Harvard played six innings of baseball against Yale yesterday before a colorfully dressed crowd which abruptly vanished when the lightning began to crackle and the rain to fall in great, sodden sheets.
It would be almost superflous to mention that the Crimson--which went into the game with its best record since 1885--won. The wet 3-2 victory gave the varsity a total of 21 wins, two defeats and one tie for the season.
Paul Del Rossi struck out seven Yale batsmen in collecting his eleventh victory of the year. For Del Rossi, the game marked the end of a college pitching career in which he won 30 games and lost three, one of them this season.
But the last thing the big left-hander plans to do now is quit baseball.
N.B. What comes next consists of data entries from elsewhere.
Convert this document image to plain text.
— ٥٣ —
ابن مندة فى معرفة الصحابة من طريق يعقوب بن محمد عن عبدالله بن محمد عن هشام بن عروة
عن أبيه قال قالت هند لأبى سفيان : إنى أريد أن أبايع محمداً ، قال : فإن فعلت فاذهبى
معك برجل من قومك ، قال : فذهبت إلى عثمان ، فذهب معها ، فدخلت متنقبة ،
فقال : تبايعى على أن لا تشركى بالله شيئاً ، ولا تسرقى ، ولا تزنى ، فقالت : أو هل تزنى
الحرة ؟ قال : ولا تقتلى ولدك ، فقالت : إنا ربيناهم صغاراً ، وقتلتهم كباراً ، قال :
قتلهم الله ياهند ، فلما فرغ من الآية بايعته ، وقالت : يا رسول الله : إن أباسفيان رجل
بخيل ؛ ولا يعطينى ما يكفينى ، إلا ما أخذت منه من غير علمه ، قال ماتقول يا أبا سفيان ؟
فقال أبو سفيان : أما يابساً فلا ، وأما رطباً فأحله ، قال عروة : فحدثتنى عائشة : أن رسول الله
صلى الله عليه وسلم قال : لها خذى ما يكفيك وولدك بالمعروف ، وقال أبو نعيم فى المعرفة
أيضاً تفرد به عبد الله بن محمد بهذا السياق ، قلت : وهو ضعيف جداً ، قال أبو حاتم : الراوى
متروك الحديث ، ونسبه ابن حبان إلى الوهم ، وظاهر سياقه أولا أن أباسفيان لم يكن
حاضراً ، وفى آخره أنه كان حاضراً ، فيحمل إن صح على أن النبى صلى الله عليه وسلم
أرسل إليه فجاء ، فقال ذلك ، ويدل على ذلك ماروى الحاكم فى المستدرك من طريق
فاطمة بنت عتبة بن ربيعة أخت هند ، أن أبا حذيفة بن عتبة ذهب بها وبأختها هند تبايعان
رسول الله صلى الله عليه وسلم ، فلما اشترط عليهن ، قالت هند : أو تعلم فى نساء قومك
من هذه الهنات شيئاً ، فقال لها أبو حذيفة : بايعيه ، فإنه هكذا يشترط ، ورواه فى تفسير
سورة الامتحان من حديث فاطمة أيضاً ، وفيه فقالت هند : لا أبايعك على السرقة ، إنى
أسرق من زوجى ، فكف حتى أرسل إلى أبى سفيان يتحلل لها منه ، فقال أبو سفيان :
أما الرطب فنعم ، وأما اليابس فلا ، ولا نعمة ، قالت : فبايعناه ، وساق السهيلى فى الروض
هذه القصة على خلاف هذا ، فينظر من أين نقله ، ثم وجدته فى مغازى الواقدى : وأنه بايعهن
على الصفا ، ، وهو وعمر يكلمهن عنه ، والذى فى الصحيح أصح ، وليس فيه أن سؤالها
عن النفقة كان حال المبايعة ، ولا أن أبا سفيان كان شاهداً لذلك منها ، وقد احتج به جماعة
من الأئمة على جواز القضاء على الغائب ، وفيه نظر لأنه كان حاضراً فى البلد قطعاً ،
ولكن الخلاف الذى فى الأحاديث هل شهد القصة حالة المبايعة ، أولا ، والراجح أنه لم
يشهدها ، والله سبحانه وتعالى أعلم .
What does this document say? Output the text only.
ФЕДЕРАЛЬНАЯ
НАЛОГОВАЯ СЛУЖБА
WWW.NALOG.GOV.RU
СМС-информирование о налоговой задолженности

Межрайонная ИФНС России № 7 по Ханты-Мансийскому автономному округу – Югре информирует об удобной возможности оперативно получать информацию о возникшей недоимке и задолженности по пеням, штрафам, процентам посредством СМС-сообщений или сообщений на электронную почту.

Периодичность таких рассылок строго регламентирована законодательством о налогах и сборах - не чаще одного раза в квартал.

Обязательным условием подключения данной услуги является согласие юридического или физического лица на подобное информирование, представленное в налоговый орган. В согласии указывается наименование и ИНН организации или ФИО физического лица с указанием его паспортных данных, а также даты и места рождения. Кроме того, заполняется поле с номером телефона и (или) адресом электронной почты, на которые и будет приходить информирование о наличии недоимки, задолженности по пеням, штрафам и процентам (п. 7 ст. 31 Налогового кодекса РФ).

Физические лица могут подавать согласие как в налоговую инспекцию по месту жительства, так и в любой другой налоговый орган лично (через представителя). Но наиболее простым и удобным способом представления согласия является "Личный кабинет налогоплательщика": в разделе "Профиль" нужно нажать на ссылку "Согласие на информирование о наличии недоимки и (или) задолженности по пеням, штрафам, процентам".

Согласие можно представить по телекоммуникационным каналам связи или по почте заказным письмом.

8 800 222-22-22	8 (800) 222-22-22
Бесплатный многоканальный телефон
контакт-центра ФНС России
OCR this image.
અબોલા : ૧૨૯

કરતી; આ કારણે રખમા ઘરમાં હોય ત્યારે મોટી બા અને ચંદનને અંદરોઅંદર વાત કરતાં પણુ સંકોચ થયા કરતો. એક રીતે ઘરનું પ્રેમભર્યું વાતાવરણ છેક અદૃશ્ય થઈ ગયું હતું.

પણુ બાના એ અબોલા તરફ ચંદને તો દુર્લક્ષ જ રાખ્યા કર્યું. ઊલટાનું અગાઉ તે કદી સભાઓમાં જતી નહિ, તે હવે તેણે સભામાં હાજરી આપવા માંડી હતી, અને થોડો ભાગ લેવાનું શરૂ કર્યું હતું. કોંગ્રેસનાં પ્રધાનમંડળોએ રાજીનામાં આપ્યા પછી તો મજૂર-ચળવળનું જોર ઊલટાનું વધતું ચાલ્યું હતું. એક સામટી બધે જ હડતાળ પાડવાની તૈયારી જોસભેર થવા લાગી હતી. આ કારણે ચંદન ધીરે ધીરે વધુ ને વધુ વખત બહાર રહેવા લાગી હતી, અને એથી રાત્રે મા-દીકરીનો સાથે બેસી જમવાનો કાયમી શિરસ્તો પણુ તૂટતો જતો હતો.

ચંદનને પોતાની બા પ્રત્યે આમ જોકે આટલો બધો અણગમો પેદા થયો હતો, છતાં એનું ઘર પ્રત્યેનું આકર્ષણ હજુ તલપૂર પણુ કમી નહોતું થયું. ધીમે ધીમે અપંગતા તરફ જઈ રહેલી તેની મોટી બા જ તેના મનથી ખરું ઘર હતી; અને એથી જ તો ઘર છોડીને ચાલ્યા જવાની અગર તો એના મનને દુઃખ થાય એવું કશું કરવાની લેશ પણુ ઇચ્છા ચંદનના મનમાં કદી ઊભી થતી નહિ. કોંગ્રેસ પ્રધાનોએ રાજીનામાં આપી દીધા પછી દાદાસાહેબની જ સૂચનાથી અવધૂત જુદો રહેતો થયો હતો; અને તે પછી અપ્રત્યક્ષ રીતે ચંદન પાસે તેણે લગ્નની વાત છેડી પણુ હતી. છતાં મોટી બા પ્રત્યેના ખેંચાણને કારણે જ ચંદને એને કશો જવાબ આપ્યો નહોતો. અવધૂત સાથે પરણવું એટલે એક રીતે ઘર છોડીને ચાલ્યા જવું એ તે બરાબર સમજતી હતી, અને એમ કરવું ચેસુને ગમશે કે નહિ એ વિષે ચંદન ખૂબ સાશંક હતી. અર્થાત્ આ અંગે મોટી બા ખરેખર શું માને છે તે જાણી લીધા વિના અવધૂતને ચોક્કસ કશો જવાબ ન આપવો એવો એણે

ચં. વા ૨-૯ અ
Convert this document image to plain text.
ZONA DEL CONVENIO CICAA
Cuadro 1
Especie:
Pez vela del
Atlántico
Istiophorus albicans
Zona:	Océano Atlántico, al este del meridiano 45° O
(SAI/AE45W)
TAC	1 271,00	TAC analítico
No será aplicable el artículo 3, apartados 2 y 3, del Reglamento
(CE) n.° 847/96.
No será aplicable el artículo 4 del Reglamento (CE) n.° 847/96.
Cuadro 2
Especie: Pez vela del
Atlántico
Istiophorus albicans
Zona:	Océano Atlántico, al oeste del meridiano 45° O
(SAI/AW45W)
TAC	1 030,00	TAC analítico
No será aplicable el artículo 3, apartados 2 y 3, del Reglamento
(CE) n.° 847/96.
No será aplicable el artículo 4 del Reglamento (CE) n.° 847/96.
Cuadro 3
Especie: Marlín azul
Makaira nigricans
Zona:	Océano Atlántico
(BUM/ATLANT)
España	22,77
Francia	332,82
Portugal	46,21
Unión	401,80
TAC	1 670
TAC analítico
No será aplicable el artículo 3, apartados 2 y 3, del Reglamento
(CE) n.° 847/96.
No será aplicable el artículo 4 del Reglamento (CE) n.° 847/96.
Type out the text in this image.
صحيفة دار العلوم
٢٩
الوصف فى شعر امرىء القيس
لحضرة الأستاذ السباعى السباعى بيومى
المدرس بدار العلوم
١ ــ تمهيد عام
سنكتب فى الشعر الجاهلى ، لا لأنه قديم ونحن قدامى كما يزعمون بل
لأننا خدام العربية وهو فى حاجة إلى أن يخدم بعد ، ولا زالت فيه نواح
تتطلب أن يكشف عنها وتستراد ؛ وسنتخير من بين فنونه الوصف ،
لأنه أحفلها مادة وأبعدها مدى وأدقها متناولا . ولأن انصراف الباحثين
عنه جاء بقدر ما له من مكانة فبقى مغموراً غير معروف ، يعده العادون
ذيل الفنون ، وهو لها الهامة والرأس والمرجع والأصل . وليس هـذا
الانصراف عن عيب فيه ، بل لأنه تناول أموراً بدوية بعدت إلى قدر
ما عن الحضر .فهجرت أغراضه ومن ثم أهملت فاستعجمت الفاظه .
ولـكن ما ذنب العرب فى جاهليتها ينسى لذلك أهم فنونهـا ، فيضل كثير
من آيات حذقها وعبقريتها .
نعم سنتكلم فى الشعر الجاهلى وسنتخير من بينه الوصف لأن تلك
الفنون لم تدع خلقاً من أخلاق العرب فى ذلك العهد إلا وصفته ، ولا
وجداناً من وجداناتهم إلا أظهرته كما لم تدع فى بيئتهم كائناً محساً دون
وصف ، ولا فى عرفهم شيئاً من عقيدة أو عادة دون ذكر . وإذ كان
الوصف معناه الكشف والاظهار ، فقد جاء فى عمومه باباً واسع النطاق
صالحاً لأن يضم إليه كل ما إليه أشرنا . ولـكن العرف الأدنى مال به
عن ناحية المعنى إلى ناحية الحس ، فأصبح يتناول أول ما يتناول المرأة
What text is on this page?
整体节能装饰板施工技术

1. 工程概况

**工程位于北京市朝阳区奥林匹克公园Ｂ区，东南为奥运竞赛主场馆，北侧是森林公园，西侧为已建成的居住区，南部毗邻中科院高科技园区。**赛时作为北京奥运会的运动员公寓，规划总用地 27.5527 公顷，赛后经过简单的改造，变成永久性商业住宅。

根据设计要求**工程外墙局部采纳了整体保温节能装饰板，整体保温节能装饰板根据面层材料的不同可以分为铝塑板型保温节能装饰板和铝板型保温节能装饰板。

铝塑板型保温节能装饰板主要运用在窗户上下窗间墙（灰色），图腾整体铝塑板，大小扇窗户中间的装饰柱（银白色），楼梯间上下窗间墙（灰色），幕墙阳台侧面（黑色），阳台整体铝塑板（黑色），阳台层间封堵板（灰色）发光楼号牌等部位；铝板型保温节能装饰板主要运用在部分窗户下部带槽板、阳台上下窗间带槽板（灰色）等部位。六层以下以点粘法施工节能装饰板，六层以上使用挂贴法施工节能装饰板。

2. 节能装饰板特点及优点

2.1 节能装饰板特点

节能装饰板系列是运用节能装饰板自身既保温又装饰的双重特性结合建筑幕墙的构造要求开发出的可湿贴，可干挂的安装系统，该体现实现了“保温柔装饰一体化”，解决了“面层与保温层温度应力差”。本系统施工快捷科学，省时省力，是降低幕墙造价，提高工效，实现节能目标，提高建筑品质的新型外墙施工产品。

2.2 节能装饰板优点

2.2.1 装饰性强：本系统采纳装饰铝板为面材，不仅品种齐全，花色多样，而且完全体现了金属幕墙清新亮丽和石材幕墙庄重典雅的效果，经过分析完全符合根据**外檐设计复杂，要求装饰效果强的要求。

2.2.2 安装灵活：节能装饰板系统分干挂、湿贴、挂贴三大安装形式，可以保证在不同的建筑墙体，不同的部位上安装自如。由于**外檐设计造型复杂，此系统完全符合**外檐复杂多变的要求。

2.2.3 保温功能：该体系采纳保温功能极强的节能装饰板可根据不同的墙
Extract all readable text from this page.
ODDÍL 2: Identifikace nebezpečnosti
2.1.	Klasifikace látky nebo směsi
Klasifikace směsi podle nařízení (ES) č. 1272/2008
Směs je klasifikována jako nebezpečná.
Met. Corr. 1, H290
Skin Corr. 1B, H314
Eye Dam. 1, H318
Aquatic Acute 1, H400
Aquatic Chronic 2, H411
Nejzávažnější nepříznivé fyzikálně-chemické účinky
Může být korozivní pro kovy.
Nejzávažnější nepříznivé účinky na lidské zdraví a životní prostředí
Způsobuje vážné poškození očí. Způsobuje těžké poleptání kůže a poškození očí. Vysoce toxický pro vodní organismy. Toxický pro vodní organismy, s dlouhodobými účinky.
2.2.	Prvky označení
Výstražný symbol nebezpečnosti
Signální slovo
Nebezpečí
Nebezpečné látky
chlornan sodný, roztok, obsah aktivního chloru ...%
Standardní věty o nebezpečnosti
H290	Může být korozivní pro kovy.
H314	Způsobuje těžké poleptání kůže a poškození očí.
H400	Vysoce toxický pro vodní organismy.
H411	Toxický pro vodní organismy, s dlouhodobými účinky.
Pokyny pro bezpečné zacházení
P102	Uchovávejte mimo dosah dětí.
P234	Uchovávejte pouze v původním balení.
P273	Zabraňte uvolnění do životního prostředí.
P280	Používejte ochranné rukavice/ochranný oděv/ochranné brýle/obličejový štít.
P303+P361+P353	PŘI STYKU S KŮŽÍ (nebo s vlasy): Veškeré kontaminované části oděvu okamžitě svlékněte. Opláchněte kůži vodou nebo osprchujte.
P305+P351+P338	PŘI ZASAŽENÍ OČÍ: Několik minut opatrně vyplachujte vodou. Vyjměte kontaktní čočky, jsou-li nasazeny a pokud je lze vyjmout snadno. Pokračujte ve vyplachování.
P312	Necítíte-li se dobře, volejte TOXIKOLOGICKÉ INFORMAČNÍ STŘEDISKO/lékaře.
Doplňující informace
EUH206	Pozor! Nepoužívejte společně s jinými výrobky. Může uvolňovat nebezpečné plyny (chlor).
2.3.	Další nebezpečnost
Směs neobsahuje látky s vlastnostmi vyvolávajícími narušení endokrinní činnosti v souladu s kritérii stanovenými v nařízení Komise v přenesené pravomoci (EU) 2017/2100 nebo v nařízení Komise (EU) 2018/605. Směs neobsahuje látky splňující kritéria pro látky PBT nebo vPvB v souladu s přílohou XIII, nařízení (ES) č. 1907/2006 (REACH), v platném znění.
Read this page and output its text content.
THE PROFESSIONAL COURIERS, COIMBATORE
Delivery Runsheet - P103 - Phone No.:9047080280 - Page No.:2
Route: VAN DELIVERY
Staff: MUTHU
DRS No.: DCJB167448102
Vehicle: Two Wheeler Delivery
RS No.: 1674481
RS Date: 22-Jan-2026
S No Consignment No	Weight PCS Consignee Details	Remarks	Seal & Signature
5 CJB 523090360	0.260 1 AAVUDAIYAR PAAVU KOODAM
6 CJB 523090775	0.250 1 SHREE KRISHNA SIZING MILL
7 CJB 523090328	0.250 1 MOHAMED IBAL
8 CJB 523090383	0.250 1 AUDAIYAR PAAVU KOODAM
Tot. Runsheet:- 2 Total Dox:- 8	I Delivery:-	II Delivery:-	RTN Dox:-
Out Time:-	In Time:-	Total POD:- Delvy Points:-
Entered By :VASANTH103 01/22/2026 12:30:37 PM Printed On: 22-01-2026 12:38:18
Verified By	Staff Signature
He will reportedly sign a contract worth at least $50,000 in bonus cash with either the Yankees or the Braves at his home in Winchester tomorrow.
In spite of Harvard's a priori superiority, the Bulldogs put up a considerable fight. While Yale's five hits were all solid, the Crimson's victory was filtered through a series of bloopers, errors and cheap hits.
Yale Scores First
Yale scored first, when left fielder Don Raymond tripled in the top half of the fourth and then came in on John Hunsaker's single. Harvard responded in the bottom of the fourth with a run on Tom Stephenson's bunt single, a well-timed overthrow to first, and another single by Gary Miller.
An inning later the Crimson broke the tie. Del Rossi popped to short center but found himself on second base when Eli shortstop Robin Cody dropped the ball. Skip Falcone singled to left, and George Neville brought them both in with a long double to right.
Sensing imminent defeat, the Yalies started a rally of sorts in the top of the sixth. Raymond got to first on an error and moved to third on Hunsaker's double to center. Two hitters later, Raymond scored on a fielder's choice, but Del Rossi averted further unpleasantness by striking out Bob Grasso.
By the bottom of the sixth, enormous bolts of lightning made the game some-what hazardous, and a heavy rain made it impossible to continue. After the sky cleared up briefly, the players rounded out the bottom of the sixth before an empty grandstand.